Sing Sing Sing Benny Goodman

Sing Sing Sing Benny Goodman

Benny Goodman

About Benny Goodman

His passion was music and his big band sound quickened the pulse of a generation ready to shrug off the Depression and dance. With clarinet in hand, Benny Goodman was transformed from a child in Chicago’s impoverished Jewish ghetto into the king of swing, greeted with near pandemonium wherever his band played. Goodman led jazz into the commercial mainstream and brought with him an extraordinary group of gifted and original musicians. Band members Teddy Wilson and Lionel Hampton were some of the first to break the big band color barrier. Held together by the force of Goodman’s personality and a willingness to put their music above all else, the Benny Goodman Band created a kingdom of swing with enthusiastic fans from coast to coast.
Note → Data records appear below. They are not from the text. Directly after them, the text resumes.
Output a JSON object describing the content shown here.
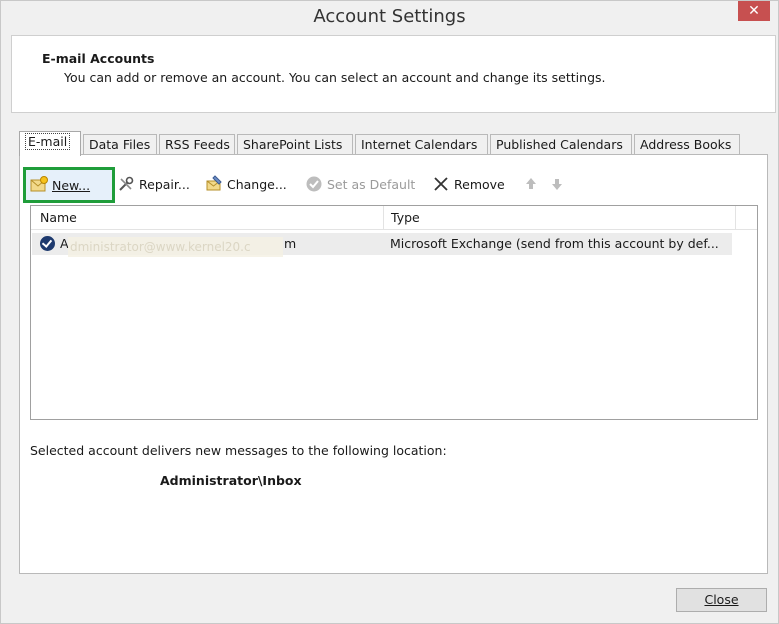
{
  "window": {
    "title": "Account Settings",
    "close_glyph": "✕"
  },
  "header": {
    "title": "E-mail Accounts",
    "description": "You can add or remove an account. You can select an account and change its settings."
  },
  "tabs": [
    {
      "label": "E-mail",
      "active": true
    },
    {
      "label": "Data Files"
    },
    {
      "label": "RSS Feeds"
    },
    {
      "label": "SharePoint Lists"
    },
    {
      "label": "Internet Calendars"
    },
    {
      "label": "Published Calendars"
    },
    {
      "label": "Address Books"
    }
  ],
  "toolbar": {
    "new_label": "New...",
    "repair_label": "Repair...",
    "change_label": "Change...",
    "set_default_label": "Set as Default",
    "remove_label": "Remove"
  },
  "list": {
    "col_name": "Name",
    "col_type": "Type",
    "rows": [
      {
        "name_prefix": "A",
        "name_obscured": "dministrator@www.kernel20.c",
        "name_suffix": "m",
        "type": "Microsoft Exchange (send from this account by def..."
      }
    ]
  },
  "delivery": {
    "label": "Selected account delivers new messages to the following location:",
    "location": "Administrator\\Inbox"
  },
  "footer": {
    "close_label": "Close"
  },
  "colors": {
    "highlight_border": "#1f9d3a",
    "close_window": "#c75050"
  }
}
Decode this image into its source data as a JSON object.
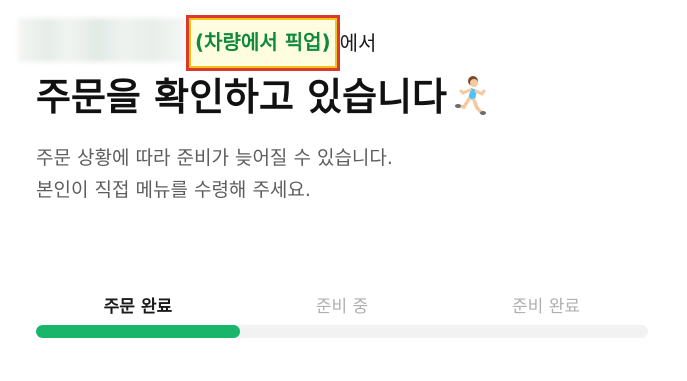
{
  "header": {
    "pickup_method": "(차량에서 픽업)",
    "suffix": "에서"
  },
  "title": "주문을 확인하고 있습니다",
  "title_icon": "running-person-icon",
  "notice": {
    "line1": "주문 상황에 따라 준비가 늦어질 수 있습니다.",
    "line2": "본인이 직접 메뉴를 수령해 주세요."
  },
  "progress": {
    "steps": [
      {
        "label": "주문 완료",
        "active": true
      },
      {
        "label": "준비 중",
        "active": false
      },
      {
        "label": "준비 완료",
        "active": false
      }
    ],
    "completed_fraction": 0.333,
    "fill_color": "#19b56a",
    "track_color": "#f2f2f2"
  },
  "colors": {
    "pickup_text": "#0f8a3c",
    "highlight_border": "#d93a2b",
    "title": "#111111",
    "notice": "#5e5e5e",
    "inactive_step": "#b0b0b0"
  }
}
It could have been a far different life, had destiny not intervened. Struggling to raise a family of eleven on sweatshop wages, Benny Goodman’s father believed music might be a ticket out of poverty for his eldest sons. He enrolled them in free music classes at a local synagogue when Benny was just ten. His older brothers were given a tuba and a trombone, but Benny, the smallest, got a clarinet. From the outset, he was a prodigy of unmistakable talent. As a youth, he had frequented the jazz halls on the south side of Chicago, soaking in some of the greatest musicianship in the world. By the time he was fifteen, Goodman had dropped out of school and already established himself as a professional musician. It was then that the Ben Pollack Orchestra asked him to move to California and join the band.